Pepe el León escribió Vicks Vaporub y explicó que era un ungüento descubierto por un farmacéutico
de Carolina del Norte y que Vicks era el nombre de su cuñado. Lo sé de muy
buena tinta, decía Pepe el León que hacía honor a su nombre. Este fue el
primero que rechazaron. «Tíralo a la papelera, que “pa” vender “iguales” no
hace falta saber tanto», dijo don Francisco, soberbio, con el belfo brillante de
saliva.
No comprendo cómo con un dictado tan fácil se
puede hacer tan mal, decía el ciego, indignado. Por fin, el jurado consular –
don Francisco y Federico - y Pepita la
administrativa, que solo creía en Dios y en el Corte Inglés, se retiraron a
deliberar.
Federico, Federico, vamos a
quedarnos con el que habla de Franco que luego «to» se sabe, dijo astutamente
don Francisco. Federico, Federico, mira: 'cuando se convoque otra plaza llamamos al otro
pelota'.
Era ya adulto el invierno. La tarde se había
puesto roja con unas nubes bajas amenazantes con sabor a fresa. Las jacarandas
habían manchado el suelo con su pegamento violeta. Cuando los humillados y
vencidos examinados cruzaron la plazuela, una ráfaga de viento oscuro los ocultó.

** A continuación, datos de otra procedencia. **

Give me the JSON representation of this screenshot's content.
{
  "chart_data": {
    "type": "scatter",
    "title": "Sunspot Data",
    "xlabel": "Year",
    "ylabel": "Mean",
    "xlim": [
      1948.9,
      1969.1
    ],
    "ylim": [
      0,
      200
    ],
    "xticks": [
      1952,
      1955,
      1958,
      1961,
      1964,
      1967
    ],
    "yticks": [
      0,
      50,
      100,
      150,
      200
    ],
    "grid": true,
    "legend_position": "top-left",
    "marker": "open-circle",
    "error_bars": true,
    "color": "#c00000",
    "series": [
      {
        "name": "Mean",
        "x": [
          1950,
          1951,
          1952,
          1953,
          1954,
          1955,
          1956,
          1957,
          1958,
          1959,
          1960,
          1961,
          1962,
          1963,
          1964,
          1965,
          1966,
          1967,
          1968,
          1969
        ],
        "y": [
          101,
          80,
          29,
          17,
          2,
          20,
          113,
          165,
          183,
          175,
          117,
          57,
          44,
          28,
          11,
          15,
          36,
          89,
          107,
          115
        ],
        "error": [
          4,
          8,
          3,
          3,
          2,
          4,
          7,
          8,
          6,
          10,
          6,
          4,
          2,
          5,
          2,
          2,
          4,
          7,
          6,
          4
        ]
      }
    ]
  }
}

Arahal, 30 de noviembre de 1968.
Jacinto S. Martín
Era ya adulto el invierno. La tarde se había puesto roja con unas nubes bajas amenazantes con sabor a fresa. Las jacarandas habían manchado el suelo con su pegamento violeta. Cuando los humillados y vencidos examinandos cruzaron la plazuela, una ráfaga de viento oscuro los ocultó.